La villa romana de La Olmeda es una de las mas completas y ricas que el Pasado nos ha legado en toda la Hispania romana, destacando por su excepcional calidad los mosaicos polícromos que en ella se han conservado, que se incluyen entre los mas bellos de todo el Occidente romano. Los primeros sondeos se iniciaron en 1968 por D. Javier Cortes, propietario de la finca y persona amante de la Historia. En el año siguiente se dieron inicio a las primeras excavaciones metódicas, dirigidas por Don Pedro de Palol. Actualmente, tanto la villa de la Olmeda como la de Quintanilla de la Cueza dependen de la Diputación Provincial de Palencia, que se encarga de su mantenimiento y musealización, estando abiertas para su visita por el público.

 

Los inicios de la villa de La Olmeda se remontan a finales del siglo I d.C., si bien en el siglo IV se procedió a su reedificación de nueva planta, alcanzando en tiempos de Teodosio (finales del siglo IV) su momento de esplendor. Es en ese momento cuando se colocaron en sus estancias los bellos mosaicos que todavía se conservan.

 

Olmeda-Ulises.jpg (38100 bytes)

Villa de la Olmeda. Mosaico de Aquiles

 

Entre ellos sobresale, como pieza de excepción, el que pavimenta el "oecus", que representa el momento en que Aquiles es descubierto por Ulises en el gineceo de Licomedes, en donde lleva una vida placentera a la que habrá de renunciar para ayudar a los griegos en su lucha contra Troya. En la representación, una de las hijas de Licomedes, Deidamía, sujeta con fuerza al héroe intentando evitar que acuda a la llamada de Ulises.

 

Esta escena principal, formada por doce figuras de cuerpo entero, de tamaño mayor que el natural, está rodeada por un amplio marco en el que se representan, en medallones situados entre Anades, los retratos de diferentes personajes, posiblemente los distintos miembros de la familia del propietario de la villa. En las esquinas se sitúan las imágenes de las Cuatro Estaciones del año y en otro cuadro ubicado en la parte inferior del de Aquiles figuran escenas de cacería, que nos hablan de uno de los placeres que la vida campestre ofrecía a estos ricos propietarios. En ella se representan tanto animales propios de la zona (jabalí u oso), como exóticos (león, tigre, etc.). Otros mosaicos de la villa representan asuntos de tipo geométrico, tratados con especial belleza y barroquismo.

 

Olmeda-Caceria.jpg (49995 bytes)

Villa de la Olmeda. Mosaico con escena de cacería

 

Los diversos materiales de uso cotidiano que se encontraron al excavar la villa y su necrópolis pueden ser contemplados por el visitante en el Museo Monográfico existente en la Iglesia de San Pedro, en la cercana población de Saldaña.
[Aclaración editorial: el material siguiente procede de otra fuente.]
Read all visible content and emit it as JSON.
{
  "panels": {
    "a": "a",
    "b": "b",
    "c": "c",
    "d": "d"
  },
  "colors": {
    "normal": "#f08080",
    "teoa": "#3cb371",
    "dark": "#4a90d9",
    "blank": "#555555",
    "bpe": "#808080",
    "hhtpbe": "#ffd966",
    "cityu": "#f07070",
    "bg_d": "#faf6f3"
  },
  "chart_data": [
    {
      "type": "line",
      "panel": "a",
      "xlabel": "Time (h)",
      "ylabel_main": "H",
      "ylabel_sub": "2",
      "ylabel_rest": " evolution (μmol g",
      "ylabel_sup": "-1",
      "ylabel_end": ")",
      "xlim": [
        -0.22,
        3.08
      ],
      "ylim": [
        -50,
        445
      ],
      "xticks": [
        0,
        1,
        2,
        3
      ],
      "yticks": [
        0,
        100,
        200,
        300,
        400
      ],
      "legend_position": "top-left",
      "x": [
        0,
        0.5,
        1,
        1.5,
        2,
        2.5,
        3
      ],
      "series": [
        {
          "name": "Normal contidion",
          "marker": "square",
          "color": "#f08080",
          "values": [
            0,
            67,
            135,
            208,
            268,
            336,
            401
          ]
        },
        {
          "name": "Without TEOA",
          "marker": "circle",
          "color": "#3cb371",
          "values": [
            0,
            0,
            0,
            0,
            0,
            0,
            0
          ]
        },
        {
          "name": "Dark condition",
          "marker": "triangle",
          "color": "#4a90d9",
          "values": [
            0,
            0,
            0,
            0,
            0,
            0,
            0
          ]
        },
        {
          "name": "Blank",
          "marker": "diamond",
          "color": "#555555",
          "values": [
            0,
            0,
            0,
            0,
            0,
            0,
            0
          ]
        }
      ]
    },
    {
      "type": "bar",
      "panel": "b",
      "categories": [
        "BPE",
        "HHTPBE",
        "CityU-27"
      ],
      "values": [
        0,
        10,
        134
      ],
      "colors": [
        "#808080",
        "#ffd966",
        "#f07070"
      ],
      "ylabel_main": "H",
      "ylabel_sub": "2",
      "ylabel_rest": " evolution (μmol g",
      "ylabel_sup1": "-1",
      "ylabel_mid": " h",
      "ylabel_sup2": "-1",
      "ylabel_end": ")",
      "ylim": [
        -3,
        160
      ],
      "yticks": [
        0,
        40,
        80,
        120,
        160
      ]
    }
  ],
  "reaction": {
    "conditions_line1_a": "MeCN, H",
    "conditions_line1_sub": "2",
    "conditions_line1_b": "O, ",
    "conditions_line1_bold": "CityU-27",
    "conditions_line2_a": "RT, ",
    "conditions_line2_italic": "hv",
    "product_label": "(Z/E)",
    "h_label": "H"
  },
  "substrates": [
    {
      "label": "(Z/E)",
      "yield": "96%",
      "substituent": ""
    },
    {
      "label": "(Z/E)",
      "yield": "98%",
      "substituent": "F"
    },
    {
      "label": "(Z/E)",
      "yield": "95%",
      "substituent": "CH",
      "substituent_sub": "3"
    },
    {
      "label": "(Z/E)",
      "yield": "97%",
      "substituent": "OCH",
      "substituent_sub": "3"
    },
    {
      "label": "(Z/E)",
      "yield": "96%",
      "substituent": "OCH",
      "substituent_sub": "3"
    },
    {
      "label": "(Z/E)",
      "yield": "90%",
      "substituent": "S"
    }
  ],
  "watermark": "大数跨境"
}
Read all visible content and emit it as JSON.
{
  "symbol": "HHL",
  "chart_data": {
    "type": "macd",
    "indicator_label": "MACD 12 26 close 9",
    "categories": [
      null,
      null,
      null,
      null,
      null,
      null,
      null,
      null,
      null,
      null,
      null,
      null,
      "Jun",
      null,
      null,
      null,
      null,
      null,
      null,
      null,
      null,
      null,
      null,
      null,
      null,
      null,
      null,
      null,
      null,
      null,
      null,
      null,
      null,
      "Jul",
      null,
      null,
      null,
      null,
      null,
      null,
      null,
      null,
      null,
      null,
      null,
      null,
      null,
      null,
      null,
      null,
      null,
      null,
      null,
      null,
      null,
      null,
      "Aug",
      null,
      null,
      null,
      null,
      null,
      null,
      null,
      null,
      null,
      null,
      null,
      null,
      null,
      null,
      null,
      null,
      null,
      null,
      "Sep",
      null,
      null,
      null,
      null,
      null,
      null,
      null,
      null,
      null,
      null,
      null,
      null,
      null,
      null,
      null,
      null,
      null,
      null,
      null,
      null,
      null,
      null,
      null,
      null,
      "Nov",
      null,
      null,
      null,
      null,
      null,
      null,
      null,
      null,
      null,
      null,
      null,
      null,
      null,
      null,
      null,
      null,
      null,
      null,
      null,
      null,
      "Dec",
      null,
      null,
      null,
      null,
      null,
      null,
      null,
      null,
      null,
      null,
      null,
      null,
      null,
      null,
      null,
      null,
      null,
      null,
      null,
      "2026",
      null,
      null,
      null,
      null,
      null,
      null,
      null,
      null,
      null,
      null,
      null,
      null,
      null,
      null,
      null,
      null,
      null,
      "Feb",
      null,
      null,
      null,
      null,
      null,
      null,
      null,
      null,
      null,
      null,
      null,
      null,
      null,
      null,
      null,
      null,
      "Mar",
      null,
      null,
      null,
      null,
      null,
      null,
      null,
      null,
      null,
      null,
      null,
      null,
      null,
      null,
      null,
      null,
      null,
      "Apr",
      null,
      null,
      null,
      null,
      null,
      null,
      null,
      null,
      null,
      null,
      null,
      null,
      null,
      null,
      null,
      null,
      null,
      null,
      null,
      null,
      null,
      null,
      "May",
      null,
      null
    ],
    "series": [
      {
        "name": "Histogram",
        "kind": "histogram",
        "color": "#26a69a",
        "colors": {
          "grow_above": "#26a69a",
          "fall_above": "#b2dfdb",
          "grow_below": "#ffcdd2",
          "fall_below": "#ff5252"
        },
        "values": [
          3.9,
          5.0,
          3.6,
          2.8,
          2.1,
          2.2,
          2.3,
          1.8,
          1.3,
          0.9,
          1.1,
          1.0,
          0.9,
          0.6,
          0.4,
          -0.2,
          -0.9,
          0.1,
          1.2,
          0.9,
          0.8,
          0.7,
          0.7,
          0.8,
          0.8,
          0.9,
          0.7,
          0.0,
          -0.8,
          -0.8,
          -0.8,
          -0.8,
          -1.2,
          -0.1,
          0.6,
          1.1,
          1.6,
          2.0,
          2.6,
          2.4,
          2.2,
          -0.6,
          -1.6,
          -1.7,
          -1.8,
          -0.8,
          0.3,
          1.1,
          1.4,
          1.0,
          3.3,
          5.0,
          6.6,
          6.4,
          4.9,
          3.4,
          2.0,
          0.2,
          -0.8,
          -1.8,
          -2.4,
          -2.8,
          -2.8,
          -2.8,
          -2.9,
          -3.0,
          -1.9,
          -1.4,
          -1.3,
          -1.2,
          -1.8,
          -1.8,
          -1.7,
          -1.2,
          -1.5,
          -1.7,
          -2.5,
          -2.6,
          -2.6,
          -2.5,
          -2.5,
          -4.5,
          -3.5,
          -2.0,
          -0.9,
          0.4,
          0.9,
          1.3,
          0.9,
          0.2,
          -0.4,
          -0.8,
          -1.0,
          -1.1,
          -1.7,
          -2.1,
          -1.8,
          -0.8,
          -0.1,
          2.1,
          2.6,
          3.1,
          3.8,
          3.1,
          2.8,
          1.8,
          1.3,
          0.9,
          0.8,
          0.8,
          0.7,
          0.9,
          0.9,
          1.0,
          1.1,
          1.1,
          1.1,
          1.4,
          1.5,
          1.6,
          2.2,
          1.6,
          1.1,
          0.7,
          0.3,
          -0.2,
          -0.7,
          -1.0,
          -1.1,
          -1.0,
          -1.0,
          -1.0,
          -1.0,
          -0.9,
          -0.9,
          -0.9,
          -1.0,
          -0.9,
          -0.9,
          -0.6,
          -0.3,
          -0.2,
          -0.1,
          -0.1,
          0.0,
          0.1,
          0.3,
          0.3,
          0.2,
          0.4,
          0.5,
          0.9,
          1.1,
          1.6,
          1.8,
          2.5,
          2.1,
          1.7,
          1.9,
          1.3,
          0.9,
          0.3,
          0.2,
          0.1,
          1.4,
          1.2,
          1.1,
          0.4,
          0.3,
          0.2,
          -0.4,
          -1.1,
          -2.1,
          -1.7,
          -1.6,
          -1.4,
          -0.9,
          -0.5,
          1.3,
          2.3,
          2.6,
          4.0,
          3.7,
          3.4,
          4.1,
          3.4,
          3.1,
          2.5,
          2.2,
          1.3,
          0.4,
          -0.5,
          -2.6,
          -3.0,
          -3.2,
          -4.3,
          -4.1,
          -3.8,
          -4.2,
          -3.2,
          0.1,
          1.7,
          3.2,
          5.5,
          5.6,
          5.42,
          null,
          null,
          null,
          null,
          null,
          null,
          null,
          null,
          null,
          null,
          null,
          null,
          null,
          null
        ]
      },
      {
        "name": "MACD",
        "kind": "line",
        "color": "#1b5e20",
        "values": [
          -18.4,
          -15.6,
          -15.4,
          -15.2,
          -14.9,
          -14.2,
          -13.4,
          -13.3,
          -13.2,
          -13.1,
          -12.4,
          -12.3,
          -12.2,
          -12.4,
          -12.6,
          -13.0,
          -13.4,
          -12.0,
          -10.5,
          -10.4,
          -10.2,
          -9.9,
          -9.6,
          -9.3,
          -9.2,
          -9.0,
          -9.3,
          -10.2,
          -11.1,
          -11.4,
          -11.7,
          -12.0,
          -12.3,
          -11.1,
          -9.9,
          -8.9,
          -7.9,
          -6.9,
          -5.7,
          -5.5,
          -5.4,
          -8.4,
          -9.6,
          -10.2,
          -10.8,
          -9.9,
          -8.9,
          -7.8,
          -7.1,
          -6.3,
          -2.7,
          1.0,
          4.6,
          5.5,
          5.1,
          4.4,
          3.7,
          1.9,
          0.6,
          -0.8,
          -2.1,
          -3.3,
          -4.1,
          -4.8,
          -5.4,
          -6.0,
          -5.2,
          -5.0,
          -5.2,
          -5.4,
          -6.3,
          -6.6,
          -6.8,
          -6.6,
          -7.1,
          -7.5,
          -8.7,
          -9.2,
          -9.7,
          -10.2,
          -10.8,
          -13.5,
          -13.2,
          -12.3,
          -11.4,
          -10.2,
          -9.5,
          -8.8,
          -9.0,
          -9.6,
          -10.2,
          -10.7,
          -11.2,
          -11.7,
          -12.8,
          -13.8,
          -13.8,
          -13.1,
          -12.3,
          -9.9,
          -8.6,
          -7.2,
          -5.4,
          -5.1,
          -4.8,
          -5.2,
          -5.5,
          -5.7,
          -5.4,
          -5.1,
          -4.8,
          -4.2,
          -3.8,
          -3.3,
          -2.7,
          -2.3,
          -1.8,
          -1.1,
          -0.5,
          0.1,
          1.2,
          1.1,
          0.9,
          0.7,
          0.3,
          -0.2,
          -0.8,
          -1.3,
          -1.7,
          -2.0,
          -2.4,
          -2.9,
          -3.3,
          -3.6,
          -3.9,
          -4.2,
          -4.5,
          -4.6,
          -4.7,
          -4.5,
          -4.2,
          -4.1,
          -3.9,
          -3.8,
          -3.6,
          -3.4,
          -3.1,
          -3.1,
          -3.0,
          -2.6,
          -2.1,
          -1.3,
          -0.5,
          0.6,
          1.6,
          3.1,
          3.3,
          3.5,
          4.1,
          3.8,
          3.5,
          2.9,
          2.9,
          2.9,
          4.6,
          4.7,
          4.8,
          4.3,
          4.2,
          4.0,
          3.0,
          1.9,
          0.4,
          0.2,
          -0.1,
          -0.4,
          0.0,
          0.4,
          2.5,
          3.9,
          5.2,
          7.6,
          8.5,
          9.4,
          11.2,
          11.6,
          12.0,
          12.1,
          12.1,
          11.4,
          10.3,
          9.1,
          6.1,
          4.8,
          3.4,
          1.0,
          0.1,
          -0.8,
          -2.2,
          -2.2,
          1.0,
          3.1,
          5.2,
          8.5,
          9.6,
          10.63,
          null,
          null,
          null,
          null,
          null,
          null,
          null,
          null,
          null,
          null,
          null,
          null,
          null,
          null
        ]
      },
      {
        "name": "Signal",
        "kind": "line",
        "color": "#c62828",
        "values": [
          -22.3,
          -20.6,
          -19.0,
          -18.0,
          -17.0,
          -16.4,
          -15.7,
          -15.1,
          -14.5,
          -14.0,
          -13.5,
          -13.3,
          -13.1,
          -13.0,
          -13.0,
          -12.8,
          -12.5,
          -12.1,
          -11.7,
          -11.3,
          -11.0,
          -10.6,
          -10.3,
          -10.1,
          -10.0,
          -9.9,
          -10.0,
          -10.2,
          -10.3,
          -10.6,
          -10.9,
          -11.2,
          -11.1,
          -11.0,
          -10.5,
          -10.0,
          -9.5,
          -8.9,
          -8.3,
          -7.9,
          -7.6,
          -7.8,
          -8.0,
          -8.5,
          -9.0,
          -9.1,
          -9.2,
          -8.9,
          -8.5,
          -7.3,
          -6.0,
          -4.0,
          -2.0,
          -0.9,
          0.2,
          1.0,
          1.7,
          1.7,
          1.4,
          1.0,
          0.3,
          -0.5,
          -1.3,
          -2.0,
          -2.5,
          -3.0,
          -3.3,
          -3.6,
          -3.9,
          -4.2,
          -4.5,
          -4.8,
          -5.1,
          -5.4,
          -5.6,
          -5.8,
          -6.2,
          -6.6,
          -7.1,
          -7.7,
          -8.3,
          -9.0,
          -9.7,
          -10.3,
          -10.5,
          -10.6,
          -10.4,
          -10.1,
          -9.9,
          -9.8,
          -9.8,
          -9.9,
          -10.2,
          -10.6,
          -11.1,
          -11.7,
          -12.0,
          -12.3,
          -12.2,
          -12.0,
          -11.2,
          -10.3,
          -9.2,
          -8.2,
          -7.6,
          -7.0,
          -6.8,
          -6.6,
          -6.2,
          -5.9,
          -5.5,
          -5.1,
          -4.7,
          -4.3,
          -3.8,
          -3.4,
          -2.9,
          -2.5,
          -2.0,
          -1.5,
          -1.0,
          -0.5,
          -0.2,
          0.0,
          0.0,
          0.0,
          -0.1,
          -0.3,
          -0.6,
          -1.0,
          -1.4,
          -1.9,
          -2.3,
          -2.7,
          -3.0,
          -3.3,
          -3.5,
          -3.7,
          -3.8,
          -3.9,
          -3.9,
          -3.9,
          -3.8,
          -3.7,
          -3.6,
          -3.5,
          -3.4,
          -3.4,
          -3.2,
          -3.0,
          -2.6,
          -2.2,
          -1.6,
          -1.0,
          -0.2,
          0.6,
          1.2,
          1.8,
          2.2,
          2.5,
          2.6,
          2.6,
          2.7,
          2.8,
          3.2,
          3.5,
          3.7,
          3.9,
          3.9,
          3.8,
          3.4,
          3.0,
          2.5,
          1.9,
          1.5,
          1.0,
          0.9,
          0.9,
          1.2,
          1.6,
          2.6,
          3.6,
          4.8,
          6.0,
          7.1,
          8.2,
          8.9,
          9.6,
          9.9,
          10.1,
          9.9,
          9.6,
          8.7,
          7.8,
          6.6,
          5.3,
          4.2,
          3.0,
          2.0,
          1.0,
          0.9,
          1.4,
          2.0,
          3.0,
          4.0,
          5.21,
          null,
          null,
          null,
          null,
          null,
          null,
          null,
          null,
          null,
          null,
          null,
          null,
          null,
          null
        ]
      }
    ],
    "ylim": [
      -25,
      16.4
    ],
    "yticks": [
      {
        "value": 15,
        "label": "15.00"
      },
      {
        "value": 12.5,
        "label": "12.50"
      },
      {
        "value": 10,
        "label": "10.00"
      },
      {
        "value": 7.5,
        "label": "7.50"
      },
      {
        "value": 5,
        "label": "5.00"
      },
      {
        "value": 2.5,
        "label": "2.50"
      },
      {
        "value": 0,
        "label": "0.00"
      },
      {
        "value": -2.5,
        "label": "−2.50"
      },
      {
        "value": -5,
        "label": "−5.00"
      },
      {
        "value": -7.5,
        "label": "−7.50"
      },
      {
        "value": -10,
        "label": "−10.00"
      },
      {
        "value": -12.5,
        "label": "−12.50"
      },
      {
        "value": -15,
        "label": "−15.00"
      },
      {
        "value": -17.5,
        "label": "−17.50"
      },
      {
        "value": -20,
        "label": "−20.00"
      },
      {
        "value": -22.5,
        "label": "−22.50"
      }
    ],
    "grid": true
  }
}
Con la creación de ese museo se pretendía, en palabras de P. De Palol, mantener unido todo el material arqueológico y lo más cercano posible a los restos de la villa, para facilitar su estudio y no perder de vista el aspecto unitario que como documento histórico tienen".

 

Situado el viajero en la localidad de Saldaña, debe visitar su bella Plaza Vieja, que conserva el tipismo y encanto especial que es propio de las antiguas villas castellanas. En la Iglesia de San Miguel podrá contemplar un pequeño retablo plateresco atribuido a Gil de Siloé, que se conserva en la sacristía de la iglesia.